Yes, calling and asking about the coverage with a specific plan is possible but they are likely to tell you it is a case by case basis as they are trained not to promise anything. You can also look up their current PA criteria on their respective sites to see if your mom qualifies.

 

[Kim4Steve]

Hi all. I'm so grateful for everyone's participation in this discussion. My brother was approved for Radicava through his insurance at work, but now he has stopped working. He's applied for ssdi for bulbar onset als and will sign up for Medicare as soon as he can.

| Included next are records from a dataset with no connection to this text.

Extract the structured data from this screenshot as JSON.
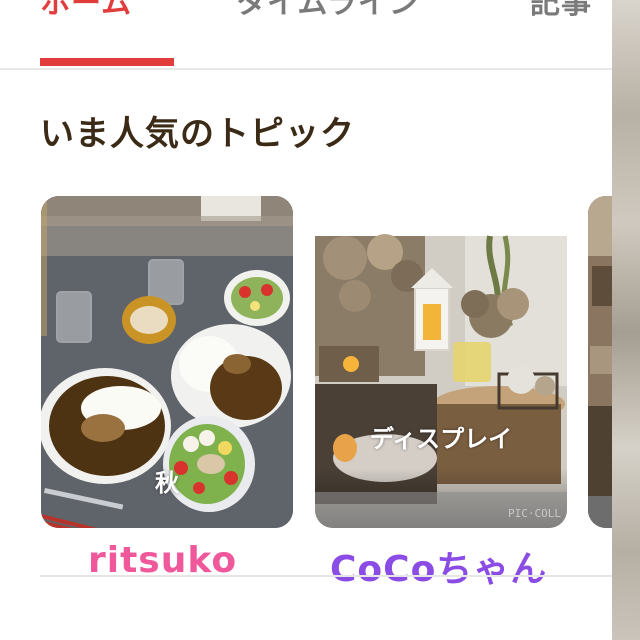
{
  "tabs": [
    {
      "label": "ホーム",
      "active": true
    },
    {
      "label": "タイムライン",
      "active": false
    },
    {
      "label": "記事",
      "active": false
    }
  ],
  "section": {
    "title": "いま人気のトピック"
  },
  "cards": [
    {
      "label": "秋",
      "user": "ritsuko",
      "user_color": "#f0589c"
    },
    {
      "label": "ディスプレイ",
      "user": "CoCoちゃん",
      "user_color": "#8b4ce6",
      "watermark": "PIC·COLL"
    },
    {
      "label": "",
      "user": ""
    }
  ],
  "colors": {
    "accent": "#e23d3d",
    "title": "#3b2a16",
    "tab_inactive": "#7a7a7a"
  }
}
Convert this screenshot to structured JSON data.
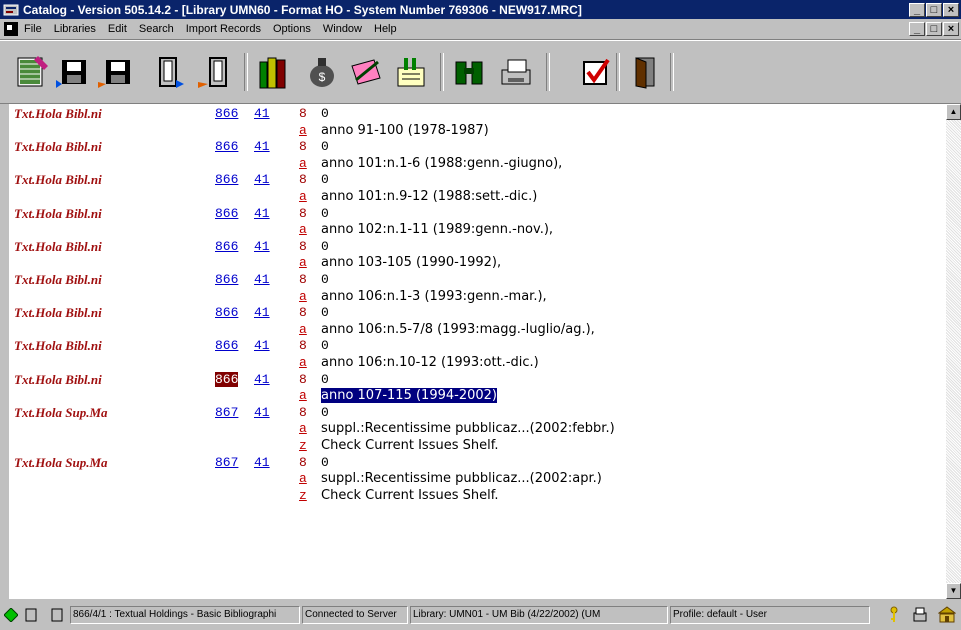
{
  "window": {
    "title": "Catalog - Version 505.14.2 - [Library UMN60 - Format HO - System Number 769306 - NEW917.MRC]",
    "controls": [
      "_",
      "□",
      "×"
    ]
  },
  "menu": {
    "items": [
      "File",
      "Libraries",
      "Edit",
      "Search",
      "Import Records",
      "Options",
      "Window",
      "Help"
    ]
  },
  "toolbar": {
    "icons": [
      "new-record-icon",
      "save-icon",
      "save-server-icon",
      "open-book-icon",
      "open-server-book-icon",
      "books-icon",
      "money-bag-icon",
      "edit-notes-icon",
      "card-catalog-icon",
      "binoculars-icon",
      "printer-icon",
      "check-icon",
      "exit-door-icon"
    ]
  },
  "records": [
    {
      "label": "Txt.Hola Bibl.ni",
      "tag": "866",
      "ind1": "41",
      "ind2": "8",
      "f0": "0",
      "subs": [
        {
          "code": "a",
          "value": "anno 91-100 (1978-1987)"
        }
      ]
    },
    {
      "label": "Txt.Hola Bibl.ni",
      "tag": "866",
      "ind1": "41",
      "ind2": "8",
      "f0": "0",
      "subs": [
        {
          "code": "a",
          "value": "anno 101:n.1-6 (1988:genn.-giugno),"
        }
      ]
    },
    {
      "label": "Txt.Hola Bibl.ni",
      "tag": "866",
      "ind1": "41",
      "ind2": "8",
      "f0": "0",
      "subs": [
        {
          "code": "a",
          "value": "anno 101:n.9-12 (1988:sett.-dic.)"
        }
      ]
    },
    {
      "label": "Txt.Hola Bibl.ni",
      "tag": "866",
      "ind1": "41",
      "ind2": "8",
      "f0": "0",
      "subs": [
        {
          "code": "a",
          "value": "anno 102:n.1-11 (1989:genn.-nov.),"
        }
      ]
    },
    {
      "label": "Txt.Hola Bibl.ni",
      "tag": "866",
      "ind1": "41",
      "ind2": "8",
      "f0": "0",
      "subs": [
        {
          "code": "a",
          "value": "anno 103-105 (1990-1992),"
        }
      ]
    },
    {
      "label": "Txt.Hola Bibl.ni",
      "tag": "866",
      "ind1": "41",
      "ind2": "8",
      "f0": "0",
      "subs": [
        {
          "code": "a",
          "value": "anno 106:n.1-3 (1993:genn.-mar.),"
        }
      ]
    },
    {
      "label": "Txt.Hola Bibl.ni",
      "tag": "866",
      "ind1": "41",
      "ind2": "8",
      "f0": "0",
      "subs": [
        {
          "code": "a",
          "value": "anno 106:n.5-7/8 (1993:magg.-luglio/ag.),"
        }
      ]
    },
    {
      "label": "Txt.Hola Bibl.ni",
      "tag": "866",
      "ind1": "41",
      "ind2": "8",
      "f0": "0",
      "subs": [
        {
          "code": "a",
          "value": "anno 106:n.10-12 (1993:ott.-dic.)"
        }
      ]
    },
    {
      "label": "Txt.Hola Bibl.ni",
      "tag": "866",
      "ind1": "41",
      "ind2": "8",
      "f0": "0",
      "selected": true,
      "subs": [
        {
          "code": "a",
          "value": "anno 107-115 (1994-2002)",
          "highlight": true
        }
      ]
    },
    {
      "label": "Txt.Hola Sup.Ma",
      "tag": "867",
      "ind1": "41",
      "ind2": "8",
      "f0": "0",
      "subs": [
        {
          "code": "a",
          "value": "suppl.:Recentissime pubblicaz...(2002:febbr.)"
        },
        {
          "code": "z",
          "value": "Check Current Issues Shelf."
        }
      ]
    },
    {
      "label": "Txt.Hola Sup.Ma",
      "tag": "867",
      "ind1": "41",
      "ind2": "8",
      "f0": "0",
      "subs": [
        {
          "code": "a",
          "value": "suppl.:Recentissime pubblicaz...(2002:apr.)"
        },
        {
          "code": "z",
          "value": "Check Current Issues Shelf."
        }
      ]
    }
  ],
  "status": {
    "field_info": "866/4/1 : Textual Holdings - Basic Bibliographi",
    "connection": "Connected to Server",
    "library": "Library:  UMN01 - UM Bib (4/22/2002) (UM",
    "profile": "Profile: default - User"
  },
  "colors": {
    "titlebar": "#0a246a",
    "label": "#a01010",
    "link": "#0000cc",
    "selected_tag": "#800000",
    "highlight": "#000080"
  }
}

I'm kind of circling back around to Honey2468's original request about selecting the best plan to cover the 3 Rs. I thought you could find out what drugs are covered on Medicare part d plans before you enroll. But based on Igelb's response it doesn't sound like that's the case. Am I reading that correctly?

 

[lgelb]

Yes, you can find out the latest posted policy on any drug at the plan's web site (be sure to log in so your particular plan is being reflected or if you are just shopping, use the State/Medicare sites and the correct plan design, like HMO or PPO).

However, if the policy is under development or being revised, it won't be posted as yet. P&T Committees, who decide where a drug falls, meet only so often and sometimes a drug is not fully evaluated for months.

And since the two R drugs that are brand-only require prior authorization, you can see the criteria for approval but that does not guarantee any approval in your particular case.

Radicava is covered under Part B, not D, so you have to look at the copays and deductibles for Part B separately, in order to evaluate a plan that you are considering.

It is better if the drug is on formulary, even at a high tier or as a "specialty drug" than if it is non-formulary, where it is more difficult to get any coverage at all. However, even if "on formulary," copays can be quite high and the maximum out of pocket limit for drugs/services covered by Part D (like Relyvrio) and Part B (Radicava) is completely separate, so you pay both if you use drugs covered by both Parts.